We are having a Production data-center with 5 ESXI hosts. There are several Linux, windows and Cisco vms. For couple of months we are facing a strange issue of loosing internet connectivity to several Linux vms from outside until we start pinging from the console of those vms. After this process, the vms are reachable from outside for couple of hours. Again the same issue occurs. Apparently, we are having this issue only on few linux vms only. In order to avoid this problem, we are running a cronjob from those vms to ping their respective gateways at every minute to make the internet connectivity alive.
Please note, the linux vms are running with Ubuntu 16.04 or 18.04 or CentOS 7. All the linux vms are having either Open-vm-tools or VMware managed tools installed.
This particular problem is happening across all the ESXI hosts.
Does anyone have any permanent solution to this problem?
Thanks in advance for your help.
Have you tried switching out the virtual NIC in the VMs for one of a different type?
Thank you for your response.
Because of this issue, at first we had used E1000 or E1000e. As this did not solve the problem, we thought to use VMXNET with Open-vm-tools or VMware tools installed. Currently all VMs are running with VMXNET. But the issue still persists.
Seems kinda like MAC issue - something like your physical switch or router unable to remember or propagate MAC info from your VMs
Next time one of your VMs will lose connectivity please check the following:
1. ARP table on the VM - do you see MAC of the gateway ? do you see MACs of the VMs in the same VLAN subnet ?
2. Can you ping this VM from other VM that is on the same ESXi host and in the same VLAN ?
If the answer for both points is negative you need to go to your networking department - this is L2 connectivity issue and your colleagues need to check switches
You say, that only Linux guests are affected.

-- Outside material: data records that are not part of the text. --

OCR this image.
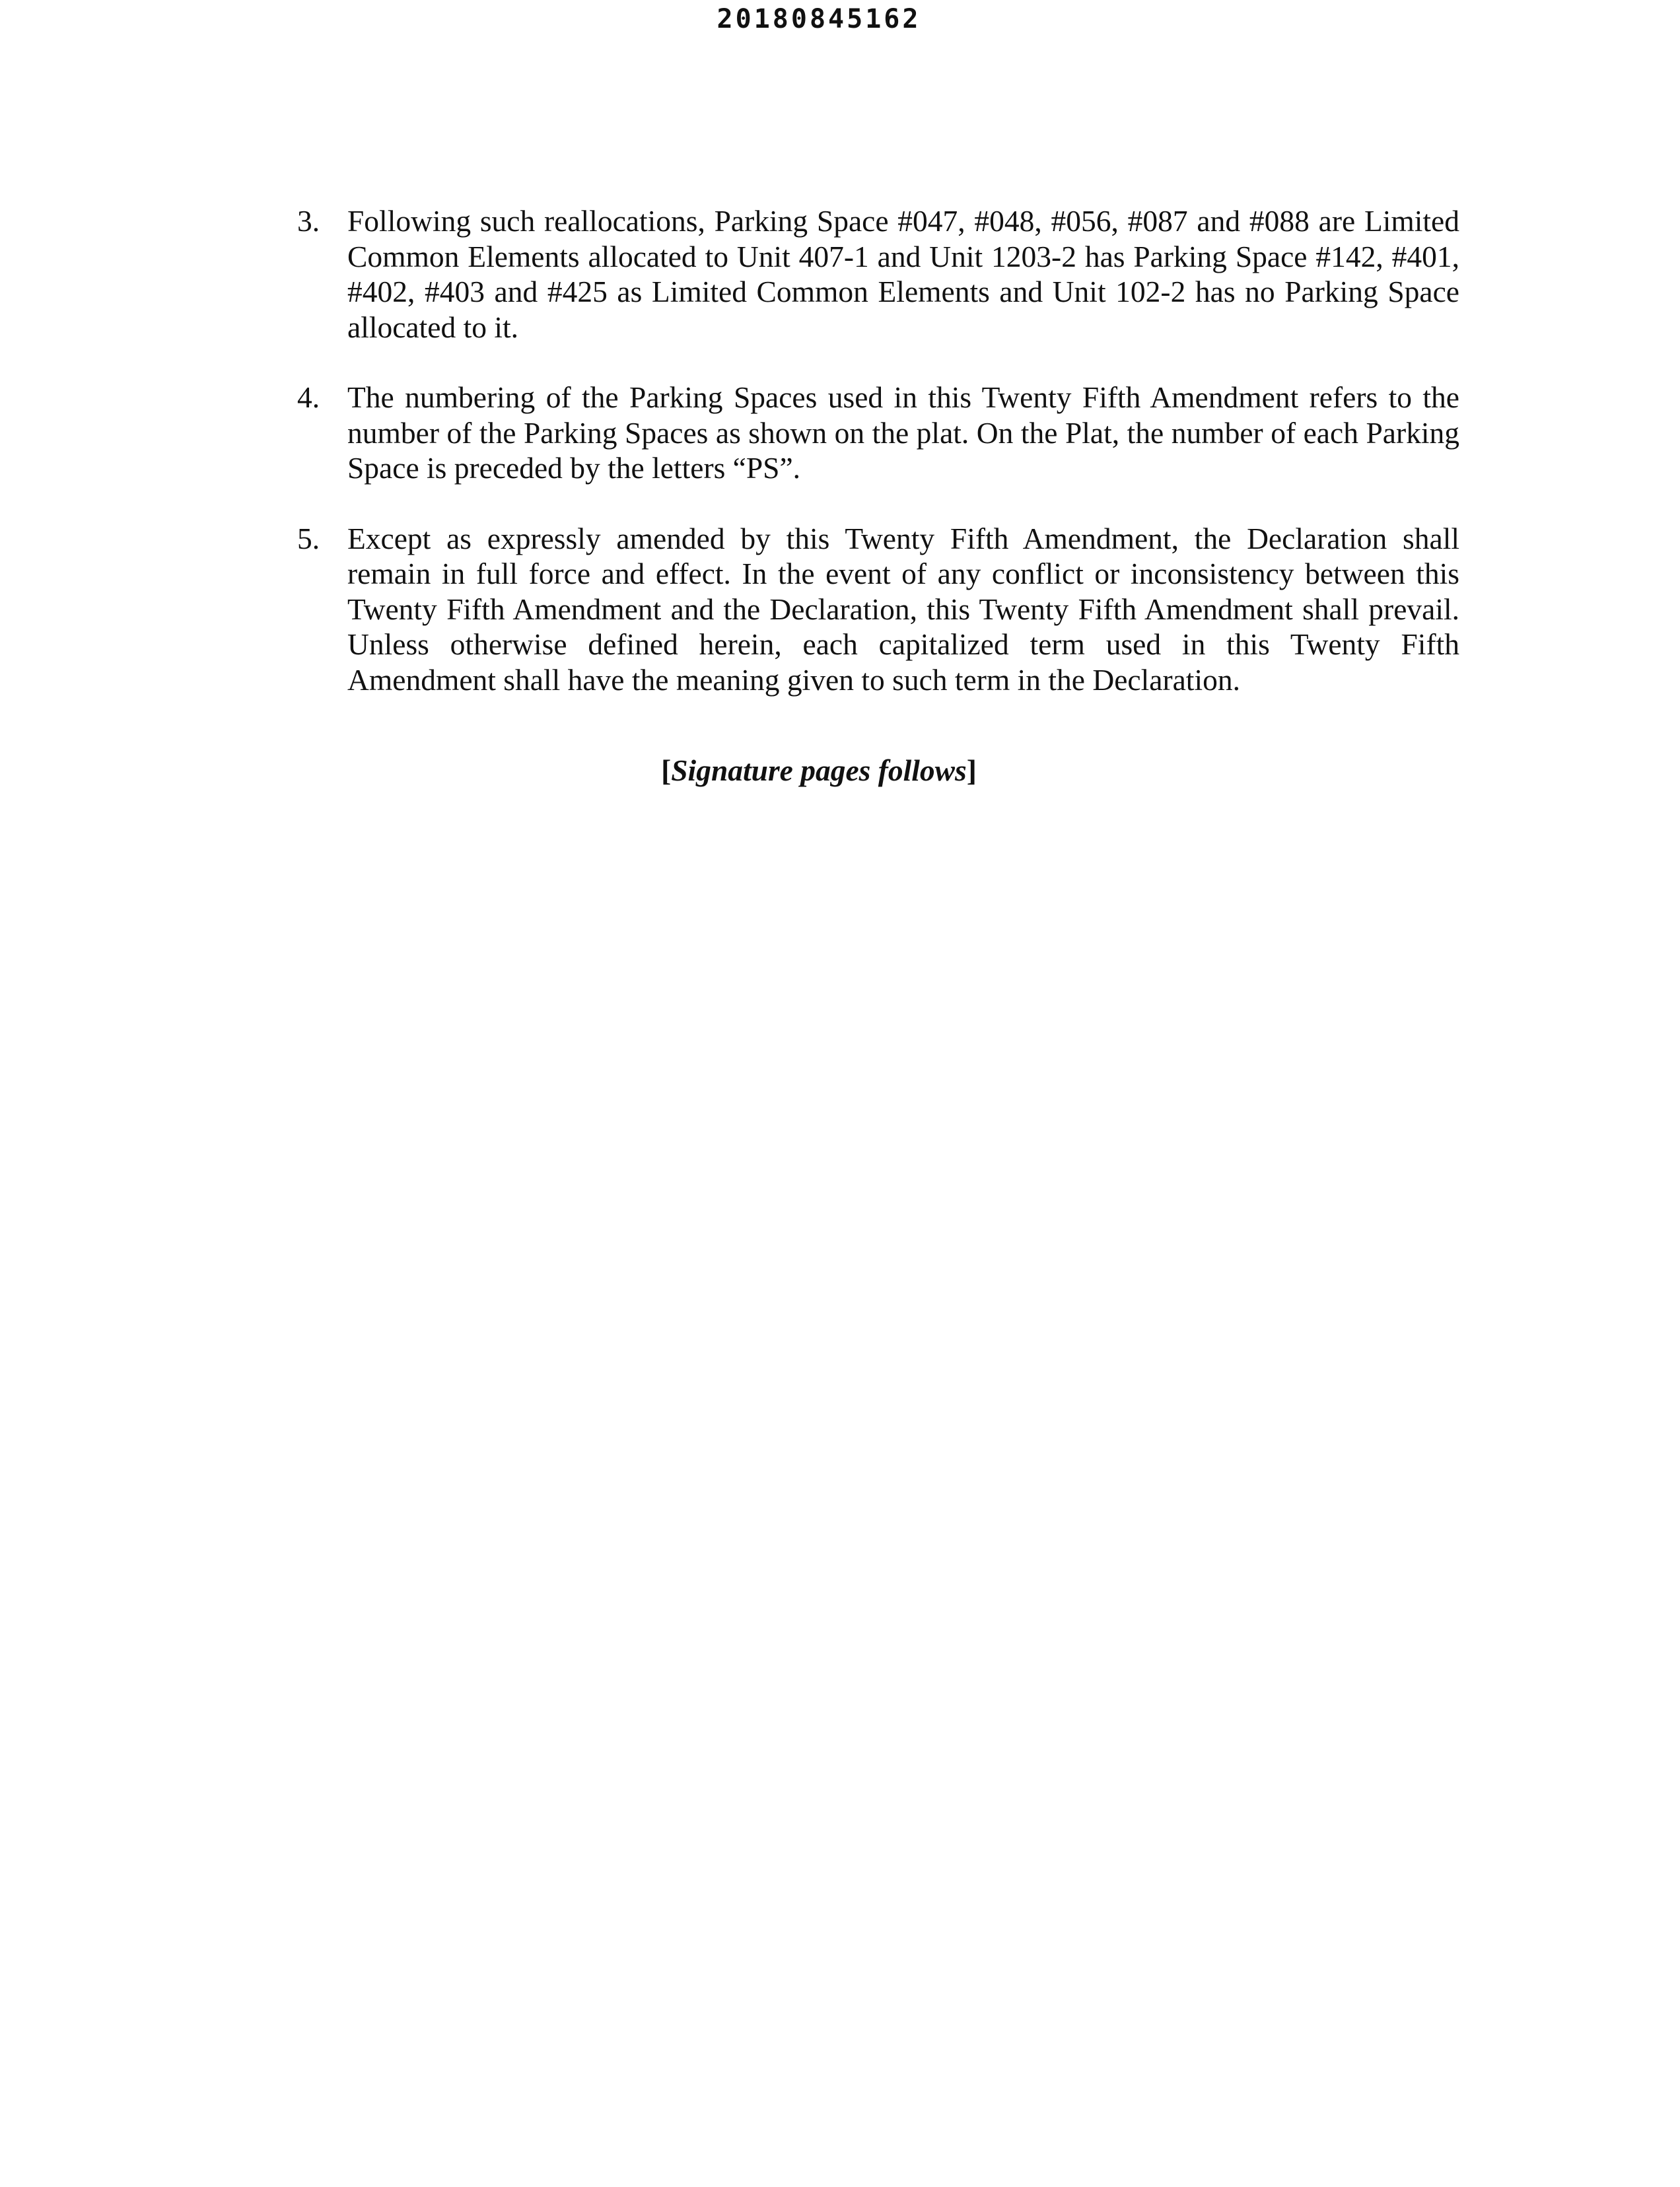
20180845162
3. Following such reallocations, Parking Space #047, #048, #056, #087 and #088 are Limited Common Elements allocated to Unit 407-1 and Unit 1203-2 has Parking Space #142, #401, #402, #403 and #425 as Limited Common Elements and Unit 102-2 has no Parking Space allocated to it.
4. The numbering of the Parking Spaces used in this Twenty Fifth Amendment refers to the number of the Parking Spaces as shown on the plat. On the Plat, the number of each Parking Space is preceded by the letters “PS”.
5. Except as expressly amended by this Twenty Fifth Amendment, the Declaration shall remain in full force and effect. In the event of any conflict or inconsistency between this Twenty Fifth Amendment and the Declaration, this Twenty Fifth Amendment shall prevail. Unless otherwise defined herein, each capitalized term used in this Twenty Fifth Amendment shall have the meaning given to such term in the Declaration.
[Signature pages follows]
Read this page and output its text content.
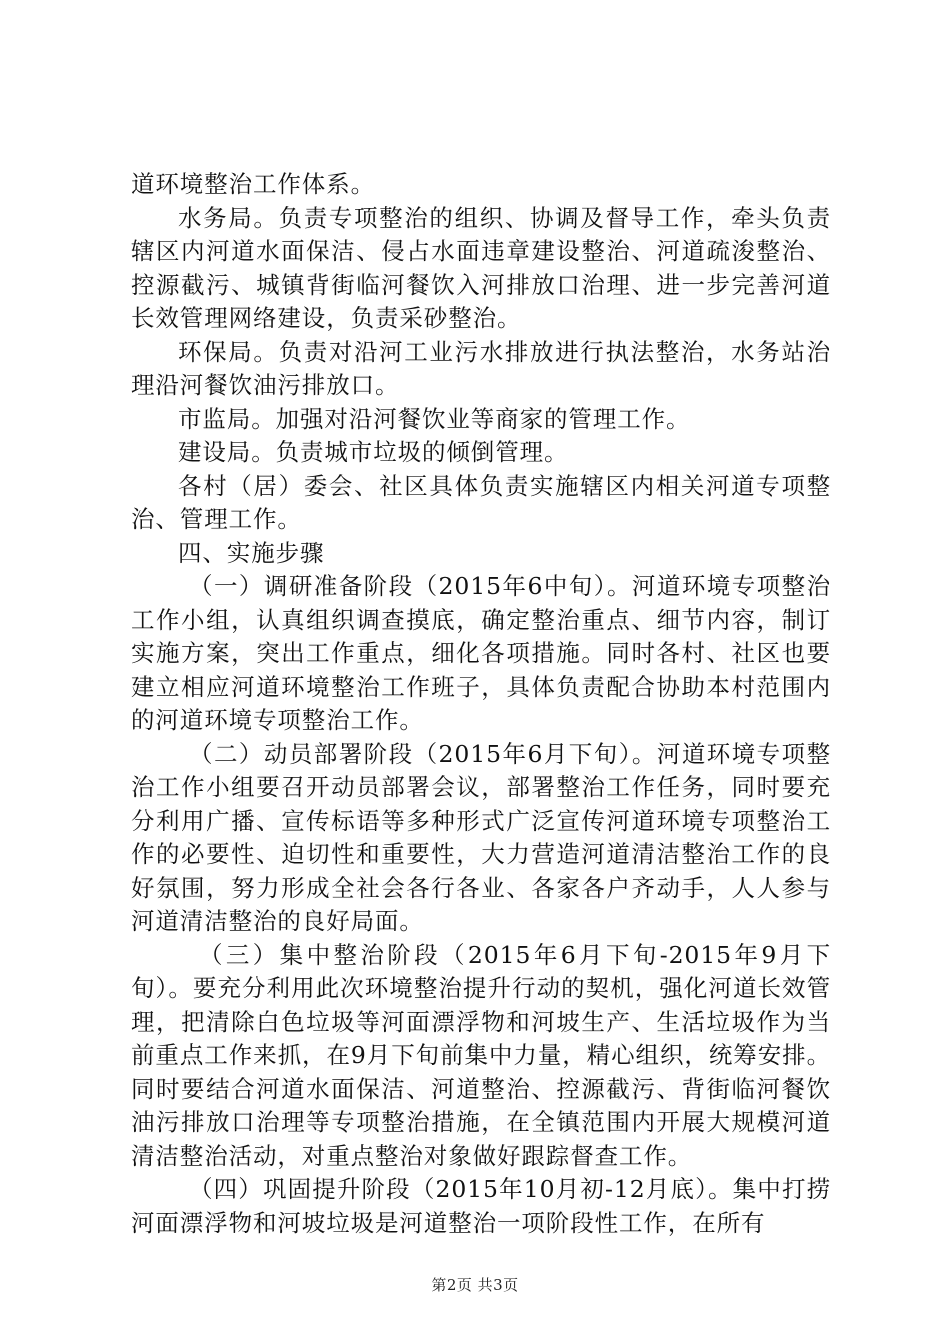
道环境整治工作体系。

水务局。负责专项整治的组织、协调及督导工作，牵头负责辖区内河道水面保洁、侵占水面违章建设整治、河道疏浚整治、控源截污、城镇背街临河餐饮入河排放口治理、进一步完善河道长效管理网络建设，负责采砂整治。

环保局。负责对沿河工业污水排放进行执法整治，水务站治理沿河餐饮油污排放口。

市监局。加强对沿河餐饮业等商家的管理工作。

建设局。负责城市垃圾的倾倒管理。

各村（居）委会、社区具体负责实施辖区内相关河道专项整治、管理工作。

四、实施步骤

（一）调研准备阶段（2015年6中旬）。河道环境专项整治工作小组，认真组织调查摸底，确定整治重点、细节内容，制订实施方案，突出工作重点，细化各项措施。同时各村、社区也要建立相应河道环境整治工作班子，具体负责配合协助本村范围内的河道环境专项整治工作。

（二）动员部署阶段（2015年6月下旬）。河道环境专项整治工作小组要召开动员部署会议，部署整治工作任务，同时要充分利用广播、宣传标语等多种形式广泛宣传河道环境专项整治工作的必要性、迫切性和重要性，大力营造河道清洁整治工作的良好氛围，努力形成全社会各行各业、各家各户齐动手，人人参与河道清洁整治的良好局面。

（三）集中整治阶段（2015年6月下旬-2015年9月下旬）。要充分利用此次环境整治提升行动的契机，强化河道长效管理，把清除白色垃圾等河面漂浮物和河坡生产、生活垃圾作为当前重点工作来抓，在9月下旬前集中力量，精心组织，统筹安排。同时要结合河道水面保洁、河道整治、控源截污、背街临河餐饮油污排放口治理等专项整治措施，在全镇范围内开展大规模河道清洁整治活动，对重点整治对象做好跟踪督查工作。

（四）巩固提升阶段（2015年10月初-12月底）。集中打捞河面漂浮物和河坡垃圾是河道整治一项阶段性工作，在所有

第2页 共3页
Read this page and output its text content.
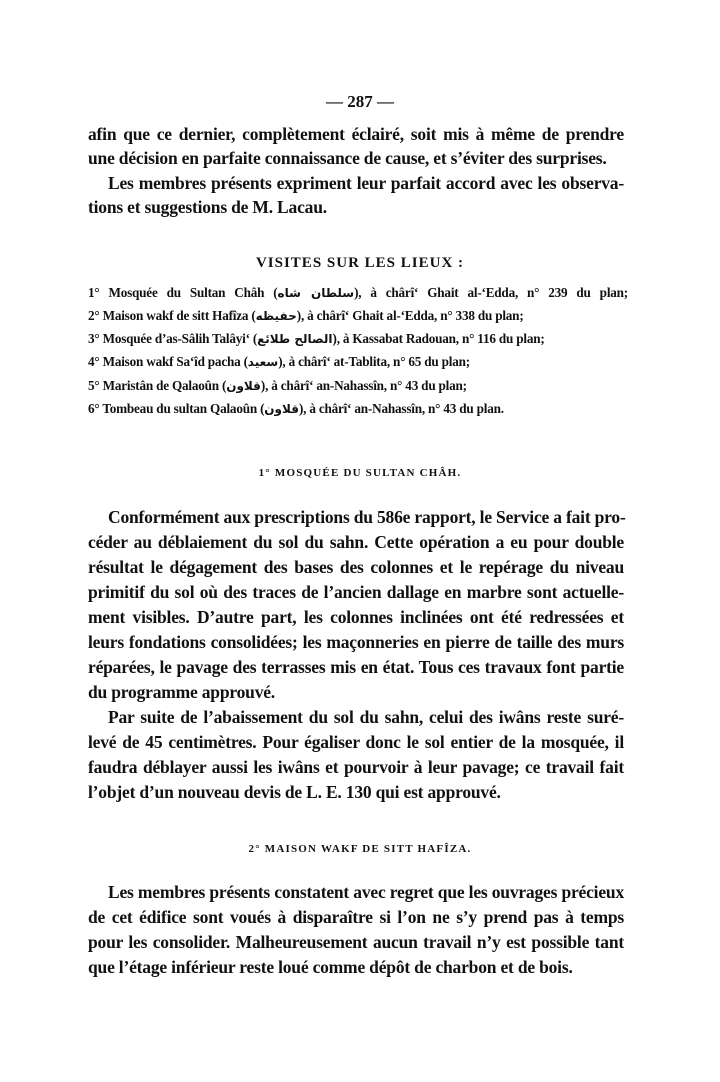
— 287 —
afin que ce dernier, complètement éclairé, soit mis à même de prendre
une décision en parfaite connaissance de cause, et s’éviter des surprises.
Les membres présents expriment leur parfait accord avec les observa-
tions et suggestions de M. Lacau.
VISITES SUR LES LIEUX :
1° Mosquée du Sultan Châh (سلطان شاه), à chârî‘ Ghait al-‘Edda, n° 239 du plan;
2° Maison wakf de sitt Hafîza (حفيظه), à chârî‘ Ghait al-‘Edda, n° 338 du plan;
3° Mosquée d’as-Sâlih Talâyi‘ (الصالح طلائع), à Kassabat Radouan, n° 116 du plan;
4° Maison wakf Sa‘îd pacha (سعيد), à chârî‘ at-Tablita, n° 65 du plan;
5° Maristân de Qalaoûn (قلاون), à chârî‘ an-Nahassîn, n° 43 du plan;
6° Tombeau du sultan Qalaoûn (قلاون), à chârî‘ an-Nahassîn, n° 43 du plan.
1° MOSQUÉE DU SULTAN CHÂH.
Conformément aux prescriptions du 586e rapport, le Service a fait pro-
céder au déblaiement du sol du sahn. Cette opération a eu pour double
résultat le dégagement des bases des colonnes et le repérage du niveau
primitif du sol où des traces de l’ancien dallage en marbre sont actuelle-
ment visibles. D’autre part, les colonnes inclinées ont été redressées et
leurs fondations consolidées; les maçonneries en pierre de taille des murs
réparées, le pavage des terrasses mis en état. Tous ces travaux font partie
du programme approuvé.
Par suite de l’abaissement du sol du sahn, celui des iwâns reste suré-
levé de 45 centimètres. Pour égaliser donc le sol entier de la mosquée, il
faudra déblayer aussi les iwâns et pourvoir à leur pavage; ce travail fait
l’objet d’un nouveau devis de L. E. 130 qui est approuvé.
2° MAISON WAKF DE SITT HAFÎZA.
Les membres présents constatent avec regret que les ouvrages précieux
de cet édifice sont voués à disparaître si l’on ne s’y prend pas à temps
pour les consolider. Malheureusement aucun travail n’y est possible tant
que l’étage inférieur reste loué comme dépôt de charbon et de bois.
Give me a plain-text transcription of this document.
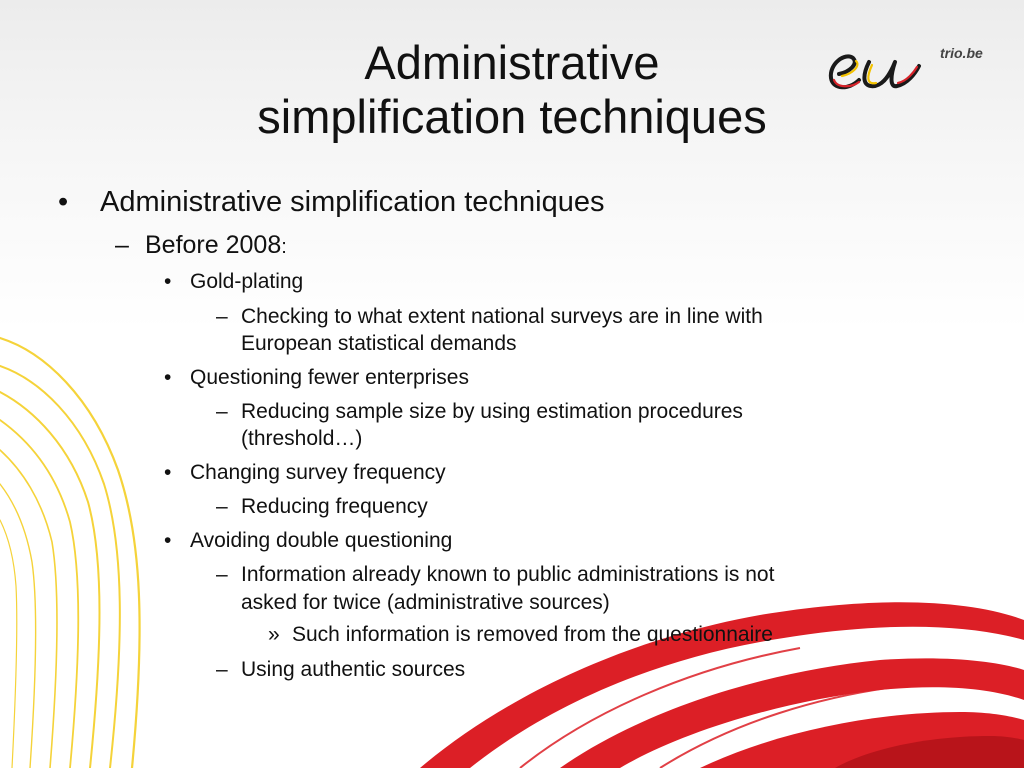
Administrative
simplification techniques
trio.be
• Administrative simplification techniques
– Before 2008:
• Gold-plating
– Checking to what extent national surveys are in line with
European statistical demands
• Questioning fewer enterprises
– Reducing sample size by using estimation procedures
(threshold…)
• Changing survey frequency
– Reducing frequency
• Avoiding double questioning
– Information already known to public administrations is not
asked for twice (administrative sources)
» Such information is removed from the questionnaire
– Using authentic sources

If your Windows and Cisco VMs are running on the same hosts and use the same hardware NICs as the Linux VMs I'd suspect an issue with your Linux settings and not an issue on the ESXi side. As already pointed out there should be no hibernating allowed for the NICs inside the VM.
Do you have fixed IP-addresses?
Maybe the gateway drops connections, which are idle for some time and the other VMs either have a better reconnection policy than the affetcted VMs or maintain a stable connection because of permanent traffic or ...?
Thank you for the reply!
I am actually seeing the same thing on the ESXi host itself. I am not able to get to it from Windows and Mac workstations after a certain amount of time (or possibly after the workstations go to sleep). I can see the entry disappears from the ARP table in the workstation. I have to go to the ESXi console and ping the workstation for it to become visible again.
For now, I added a cron job as per the original poster. The cron job just pings my workstation every minute, which reestablishes the connection if ever lost.
It certainly seems like a routing issue - DHCP/DNS appear to be fine. I am trying to track it down, but what boggles my mind is why only the ESXi host is affected while all other devices (IoT, workstations, etc.) are not exhibiting this problem.